The main nightlife area is West Federal Street. In the days before and after World War II, it was home to three movie palaces. Only one remains, but it became Powers Auditorium, the basis for the DeYor Performing Arts Center, home to the Youngstown Symphony Orchestra and a venue for a variety of stage shows.
On the other side of downtown is the Covelli Centre, an arena that hosts sporting events and concerts (my parents will be seeing ZZ Top and John Fogerty there in June).
Inbetween are plenty of areas for a low-key meal, drinks or dessert. Because of its equidistance to Cleveland and Pittsburgh, Youngstown has both Browns and Steelers fans, who coexist warily but relatively peacefully. To REALLY start a fight in Youngstown, you have to talk about pizza. Everyone’s got a favorite place, and are fiercely loyal to it.

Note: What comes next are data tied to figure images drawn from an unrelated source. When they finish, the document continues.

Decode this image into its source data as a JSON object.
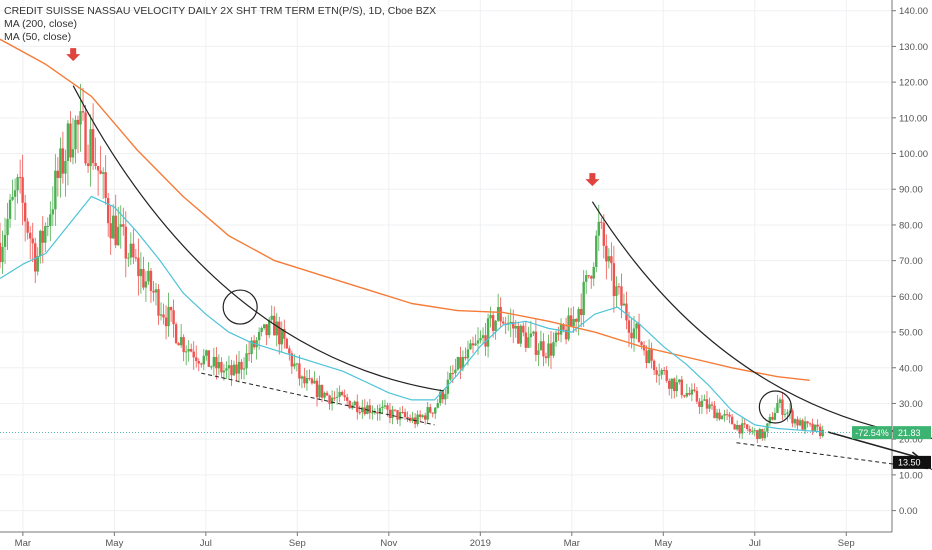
{
  "colors": {
    "up": "#26a69a",
    "up_candle": "#4caf50",
    "down": "#ef5350",
    "ma200": "#f57c38",
    "ma50": "#4dc3d8",
    "annotation": "#222222",
    "arrow_marker": "#e0443e",
    "price_tag": "#3cb371",
    "target_tag": "#111111",
    "last_price_line": "#26a69a"
  },
  "chart_data": {
    "type": "candlestick",
    "title": "CREDIT SUISSE NASSAU VELOCITY DAILY 2X SHT TRM TERM ETN(P/S), 1D, Cboe BZX",
    "indicators": [
      {
        "name": "MA (200, close)"
      },
      {
        "name": "MA (50, close)"
      }
    ],
    "x_tick_labels": [
      "Mar",
      "May",
      "Jul",
      "Sep",
      "Nov",
      "2019",
      "Mar",
      "May",
      "Jul",
      "Sep"
    ],
    "y_tick_values": [
      0,
      10,
      20,
      30,
      40,
      50,
      60,
      70,
      80,
      90,
      100,
      110,
      120,
      130,
      140
    ],
    "y_tick_labels": [
      "0.00",
      "10.00",
      "20.00",
      "30.00",
      "40.00",
      "50.00",
      "60.00",
      "70.00",
      "80.00",
      "90.00",
      "100.00",
      "110.00",
      "120.00",
      "130.00",
      "140.00"
    ],
    "ylim": [
      -6,
      143
    ],
    "x_range_months": [
      0,
      19.5
    ],
    "last_price": 21.83,
    "last_price_label": "21.83",
    "change_label": "-72.54%",
    "target_price": 13.5,
    "target_label": "13.50",
    "price_path": [
      [
        0,
        75
      ],
      [
        0.4,
        90
      ],
      [
        0.8,
        70
      ],
      [
        1.2,
        90
      ],
      [
        1.6,
        108
      ],
      [
        2.0,
        103
      ],
      [
        2.4,
        82
      ],
      [
        2.8,
        72
      ],
      [
        3.4,
        60
      ],
      [
        4.0,
        47
      ],
      [
        4.6,
        41
      ],
      [
        5.1,
        38
      ],
      [
        5.6,
        47
      ],
      [
        6.0,
        52
      ],
      [
        6.6,
        36
      ],
      [
        7.2,
        32
      ],
      [
        8.0,
        29
      ],
      [
        8.6,
        27
      ],
      [
        9.1,
        25
      ],
      [
        9.5,
        29
      ],
      [
        10.0,
        40
      ],
      [
        10.5,
        47
      ],
      [
        10.9,
        55
      ],
      [
        11.5,
        48
      ],
      [
        12.0,
        45
      ],
      [
        12.5,
        52
      ],
      [
        12.8,
        62
      ],
      [
        13.1,
        79
      ],
      [
        13.4,
        63
      ],
      [
        13.8,
        52
      ],
      [
        14.2,
        43
      ],
      [
        14.6,
        37
      ],
      [
        15.0,
        33
      ],
      [
        15.6,
        28
      ],
      [
        16.2,
        23
      ],
      [
        16.7,
        21
      ],
      [
        17.0,
        30
      ],
      [
        17.5,
        24
      ],
      [
        18.0,
        21.8
      ]
    ],
    "ma200": [
      [
        0,
        132
      ],
      [
        1,
        125
      ],
      [
        2,
        116
      ],
      [
        3,
        101
      ],
      [
        4,
        88
      ],
      [
        5,
        77
      ],
      [
        6,
        70
      ],
      [
        7,
        66
      ],
      [
        8,
        62
      ],
      [
        9,
        58
      ],
      [
        10,
        56
      ],
      [
        11,
        55.5
      ],
      [
        12,
        53
      ],
      [
        13,
        50
      ],
      [
        14,
        46
      ],
      [
        15,
        43
      ],
      [
        16,
        40
      ],
      [
        17,
        37.5
      ],
      [
        17.7,
        36.5
      ]
    ],
    "ma50": [
      [
        0,
        65
      ],
      [
        0.5,
        69
      ],
      [
        1,
        72
      ],
      [
        1.5,
        80
      ],
      [
        2,
        88
      ],
      [
        2.5,
        85
      ],
      [
        3,
        78
      ],
      [
        3.5,
        70
      ],
      [
        4,
        61
      ],
      [
        4.5,
        55
      ],
      [
        5,
        50
      ],
      [
        5.5,
        47
      ],
      [
        6,
        45
      ],
      [
        6.5,
        43
      ],
      [
        7,
        41
      ],
      [
        7.5,
        39
      ],
      [
        8,
        36
      ],
      [
        8.5,
        33
      ],
      [
        9,
        31
      ],
      [
        9.5,
        31
      ],
      [
        10,
        38
      ],
      [
        10.5,
        46
      ],
      [
        11,
        52
      ],
      [
        11.5,
        53
      ],
      [
        12,
        51
      ],
      [
        12.5,
        50
      ],
      [
        13,
        55
      ],
      [
        13.5,
        57
      ],
      [
        14,
        52
      ],
      [
        14.5,
        46
      ],
      [
        15,
        41
      ],
      [
        15.5,
        35
      ],
      [
        16,
        28
      ],
      [
        16.5,
        24
      ],
      [
        17,
        23
      ],
      [
        17.5,
        22.5
      ],
      [
        18,
        22
      ]
    ],
    "annotations": {
      "peak_markers": [
        {
          "x": 1.6,
          "y": 127
        },
        {
          "x": 12.95,
          "y": 92
        }
      ],
      "decay_curves": [
        {
          "from": [
            1.6,
            119
          ],
          "to": [
            9.7,
            33.5
          ]
        },
        {
          "from": [
            12.95,
            86.5
          ],
          "to": [
            20.5,
            20
          ]
        }
      ],
      "support_lines": [
        {
          "from": [
            4.4,
            38.5
          ],
          "to": [
            9.5,
            24
          ]
        },
        {
          "from": [
            16.1,
            19
          ],
          "to": [
            20.4,
            11.5
          ]
        }
      ],
      "circles": [
        {
          "cx": 5.25,
          "cy": 57,
          "r": 17
        },
        {
          "cx": 16.95,
          "cy": 29,
          "r": 16
        }
      ],
      "arrow": {
        "from": [
          18.1,
          22
        ],
        "to": [
          20.1,
          14.8
        ]
      },
      "target_line": {
        "from": [
          19.5,
          13.5
        ]
      }
    }
  }
}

In downtown Youngstown, pizza begins and ends at the Avalon. The restaurant has been a mainstay in Youngstown for decades, but only downtown since 2012. It offers a full bar and other cuisine – and on weekends, hot-and-ready pizzas late at night.
There are plenty of other food options available. The Federal (as seen on “Bar Rescue”) offers excellent burgers, and Suzie’s Dogs and Drafts, in addition to hosting live music, offers hot dogs and a list of topics that surpasses my own creativity (then again, I’m not particularly adventurous).
Not far from the Av is downtown’s newest bar, the Whistle and Keg. Its unique approach is to give customers a wristband, which activates a variety of beer taps, and customers are charged by the pour. (Be forewarned: They don’t take cash. I realize that’s probably not a concern for most people in this day and age, but I found it surprising).
Up the hill from downtown is the new Noble Creature Cask House, a microbrewery in a repurposed church. It offers a variety of beers, but no food (although occasionally it’s visited by a food truck). We sampled the Youngstonian, your standard middle-of-the-road pilsner.
We ended our night at One Hot Cookie, a dessert place in an old train station. There isn’t a whole lot of dining space there, but it’s a great way to satisfy your sweet tooth, particularly late at night (it’s open until 2:30 a.m. on weekends).
There are plenty of other options, and with a new hotel and restaurant scheduled to open in the historic Stambaugh Building in May, a sense that there really is always something going on in downtown Youngstown.